Pembunuhan ini bukan saja memicu kemarahan di Jerman, melainkan juga kecaman internasional. Demonstrasi digelar di Iran dan di tanah kelahiran Marwa, Mesir. Pembunuhan terhadap Marwa ini juga memicu perdebatan mengenai sistem keamanan di pengadilan Jerman. Keluarga korban juga menuduh, aparat pengadilan turut bertanggung jawab atas peristiwa ini, karena lemahnya pengamanan.
Empat bulan setelah aksinya, Alex W. divonis hukuman seumur hidup. Dalam putusannya, hakim menyatakan, Alex W. telah melakukan tindak kejahatan berat. Dengan vonis yang dijatuhkan kepadanya, mustahil bagi pria berusia 29 tahun ini untuk dapat bebas setelah 15 tahun menyelesaikan masa hukuman..
Kini Elwy Ali Okaz, serta Mustafa, hidup di Inggis, bekerja sebagai peneliti di sebuah universitas. „Ia baik-baik saja,“ dikatakan seorang mantan rekan kerjanya di Dresden, yang masih menjalin kontak dengan pria berusia 32 tahun ini. Okaz mendapat gelar doktornya di Dresden. Tapi sejak proses pengadilan selesai, Okaz berusaha menghindari kota Dresden. Upacara peringatan satu tahun pembunuhan Marwa juga dilaksanakan tanpa kehadiran Okaz.

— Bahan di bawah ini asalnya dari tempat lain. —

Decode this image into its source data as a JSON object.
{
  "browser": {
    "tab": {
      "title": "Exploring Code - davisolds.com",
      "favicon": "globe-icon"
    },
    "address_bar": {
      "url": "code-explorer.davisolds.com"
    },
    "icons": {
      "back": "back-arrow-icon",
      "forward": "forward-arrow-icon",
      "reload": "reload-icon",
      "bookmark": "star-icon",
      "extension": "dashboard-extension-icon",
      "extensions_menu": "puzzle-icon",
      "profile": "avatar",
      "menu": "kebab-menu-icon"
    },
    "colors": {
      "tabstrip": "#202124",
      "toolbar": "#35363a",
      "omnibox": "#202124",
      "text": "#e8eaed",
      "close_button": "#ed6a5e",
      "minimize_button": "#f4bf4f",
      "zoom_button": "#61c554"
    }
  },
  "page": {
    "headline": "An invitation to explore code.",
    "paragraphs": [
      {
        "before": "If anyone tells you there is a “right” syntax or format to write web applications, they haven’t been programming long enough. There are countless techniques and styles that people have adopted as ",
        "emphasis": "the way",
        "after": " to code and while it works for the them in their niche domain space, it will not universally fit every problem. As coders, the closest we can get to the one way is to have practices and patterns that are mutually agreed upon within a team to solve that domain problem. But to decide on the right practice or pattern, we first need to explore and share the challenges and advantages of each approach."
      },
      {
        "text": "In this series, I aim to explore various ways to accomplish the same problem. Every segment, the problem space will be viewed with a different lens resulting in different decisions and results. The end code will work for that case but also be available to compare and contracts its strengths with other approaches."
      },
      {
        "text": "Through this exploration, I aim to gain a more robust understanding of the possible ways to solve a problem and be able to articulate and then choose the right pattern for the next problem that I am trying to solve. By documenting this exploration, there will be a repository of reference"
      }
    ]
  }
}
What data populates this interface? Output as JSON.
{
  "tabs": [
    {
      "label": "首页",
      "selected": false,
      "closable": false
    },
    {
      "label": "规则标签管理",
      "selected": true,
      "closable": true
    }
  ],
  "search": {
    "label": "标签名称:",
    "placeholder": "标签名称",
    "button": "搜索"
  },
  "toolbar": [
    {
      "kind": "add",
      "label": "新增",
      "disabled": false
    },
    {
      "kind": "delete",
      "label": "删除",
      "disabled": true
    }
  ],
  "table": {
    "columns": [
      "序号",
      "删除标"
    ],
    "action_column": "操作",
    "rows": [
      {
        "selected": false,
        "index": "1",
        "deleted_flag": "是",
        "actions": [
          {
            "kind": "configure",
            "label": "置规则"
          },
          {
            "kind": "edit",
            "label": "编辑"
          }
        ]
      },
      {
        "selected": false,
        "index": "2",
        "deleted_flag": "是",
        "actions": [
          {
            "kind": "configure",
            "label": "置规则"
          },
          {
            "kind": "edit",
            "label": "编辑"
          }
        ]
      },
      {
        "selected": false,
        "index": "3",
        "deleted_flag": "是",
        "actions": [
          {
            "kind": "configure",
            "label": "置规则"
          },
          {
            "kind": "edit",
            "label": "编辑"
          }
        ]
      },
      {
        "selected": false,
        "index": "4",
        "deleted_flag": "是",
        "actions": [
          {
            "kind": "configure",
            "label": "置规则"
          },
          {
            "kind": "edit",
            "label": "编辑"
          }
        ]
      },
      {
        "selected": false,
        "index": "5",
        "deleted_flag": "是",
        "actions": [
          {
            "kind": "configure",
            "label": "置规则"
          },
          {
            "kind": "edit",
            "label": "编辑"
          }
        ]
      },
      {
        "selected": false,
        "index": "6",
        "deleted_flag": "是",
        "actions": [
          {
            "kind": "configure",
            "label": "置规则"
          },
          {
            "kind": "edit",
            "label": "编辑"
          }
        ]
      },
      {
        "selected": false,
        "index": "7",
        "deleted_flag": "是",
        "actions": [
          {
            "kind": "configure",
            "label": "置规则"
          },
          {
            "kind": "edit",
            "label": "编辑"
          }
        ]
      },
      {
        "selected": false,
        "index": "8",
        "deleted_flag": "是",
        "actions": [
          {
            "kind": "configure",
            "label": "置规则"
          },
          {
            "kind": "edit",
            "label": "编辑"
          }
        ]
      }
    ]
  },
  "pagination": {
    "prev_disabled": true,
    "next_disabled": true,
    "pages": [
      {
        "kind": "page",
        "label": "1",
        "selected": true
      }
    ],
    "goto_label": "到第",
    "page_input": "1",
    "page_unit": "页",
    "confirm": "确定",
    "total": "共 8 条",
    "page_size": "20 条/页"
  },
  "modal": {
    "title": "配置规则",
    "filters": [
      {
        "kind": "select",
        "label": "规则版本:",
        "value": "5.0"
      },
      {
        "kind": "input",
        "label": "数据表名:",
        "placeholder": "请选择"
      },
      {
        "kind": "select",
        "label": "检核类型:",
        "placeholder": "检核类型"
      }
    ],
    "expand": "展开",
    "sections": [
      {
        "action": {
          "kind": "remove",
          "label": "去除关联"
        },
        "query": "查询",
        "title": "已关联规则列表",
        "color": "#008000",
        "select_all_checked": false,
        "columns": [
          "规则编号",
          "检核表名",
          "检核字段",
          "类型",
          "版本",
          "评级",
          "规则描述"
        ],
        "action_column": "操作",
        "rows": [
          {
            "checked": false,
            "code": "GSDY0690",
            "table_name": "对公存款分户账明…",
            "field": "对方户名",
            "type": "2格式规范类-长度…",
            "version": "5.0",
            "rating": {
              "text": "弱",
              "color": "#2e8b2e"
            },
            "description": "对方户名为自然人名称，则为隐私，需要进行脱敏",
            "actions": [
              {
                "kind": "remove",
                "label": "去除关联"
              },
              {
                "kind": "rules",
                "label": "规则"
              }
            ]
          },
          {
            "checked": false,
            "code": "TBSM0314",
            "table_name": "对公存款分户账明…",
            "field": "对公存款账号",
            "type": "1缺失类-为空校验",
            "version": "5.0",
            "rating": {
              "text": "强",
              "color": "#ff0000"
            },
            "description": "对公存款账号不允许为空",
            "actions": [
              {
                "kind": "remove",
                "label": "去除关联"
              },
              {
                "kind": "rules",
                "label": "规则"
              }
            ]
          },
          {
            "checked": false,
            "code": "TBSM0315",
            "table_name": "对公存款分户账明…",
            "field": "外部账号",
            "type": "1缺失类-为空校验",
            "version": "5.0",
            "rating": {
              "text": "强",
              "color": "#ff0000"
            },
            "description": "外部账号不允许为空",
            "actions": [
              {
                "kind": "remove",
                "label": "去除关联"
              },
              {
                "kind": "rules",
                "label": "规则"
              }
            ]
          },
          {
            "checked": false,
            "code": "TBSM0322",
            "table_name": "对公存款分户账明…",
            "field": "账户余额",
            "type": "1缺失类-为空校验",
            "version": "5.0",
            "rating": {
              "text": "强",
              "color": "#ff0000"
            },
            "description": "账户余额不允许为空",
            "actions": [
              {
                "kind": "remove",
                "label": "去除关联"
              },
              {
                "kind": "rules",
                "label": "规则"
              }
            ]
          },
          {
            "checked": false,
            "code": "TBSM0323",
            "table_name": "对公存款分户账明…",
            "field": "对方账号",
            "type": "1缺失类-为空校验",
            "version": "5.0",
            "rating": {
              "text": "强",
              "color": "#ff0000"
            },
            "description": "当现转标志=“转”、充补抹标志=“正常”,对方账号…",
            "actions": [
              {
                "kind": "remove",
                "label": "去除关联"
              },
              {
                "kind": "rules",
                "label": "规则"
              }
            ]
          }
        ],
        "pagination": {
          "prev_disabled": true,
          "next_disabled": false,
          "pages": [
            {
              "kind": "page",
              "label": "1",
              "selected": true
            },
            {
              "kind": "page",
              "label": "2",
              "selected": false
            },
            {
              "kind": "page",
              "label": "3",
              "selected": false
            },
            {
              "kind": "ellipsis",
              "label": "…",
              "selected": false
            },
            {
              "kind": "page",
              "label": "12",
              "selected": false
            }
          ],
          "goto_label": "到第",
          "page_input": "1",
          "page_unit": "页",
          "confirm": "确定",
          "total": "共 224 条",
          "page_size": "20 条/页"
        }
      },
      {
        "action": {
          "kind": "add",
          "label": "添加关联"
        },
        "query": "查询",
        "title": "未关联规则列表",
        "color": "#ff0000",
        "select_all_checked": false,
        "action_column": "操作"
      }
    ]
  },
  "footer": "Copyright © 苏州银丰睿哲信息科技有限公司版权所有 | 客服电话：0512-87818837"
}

Di ruang depan gedung pengadilan dipajang sebuah plakat perunggu bertuliskan Bahasa Jerman dan Arab untuk mengenang kekerasan brutal di gedung ini. "Kita memiliki kekuatan untuk melakukan segala kemungkinan untuk mencegah hal ini terulang kembali,“ dikatakan wali kota Dresden Helma Orosz.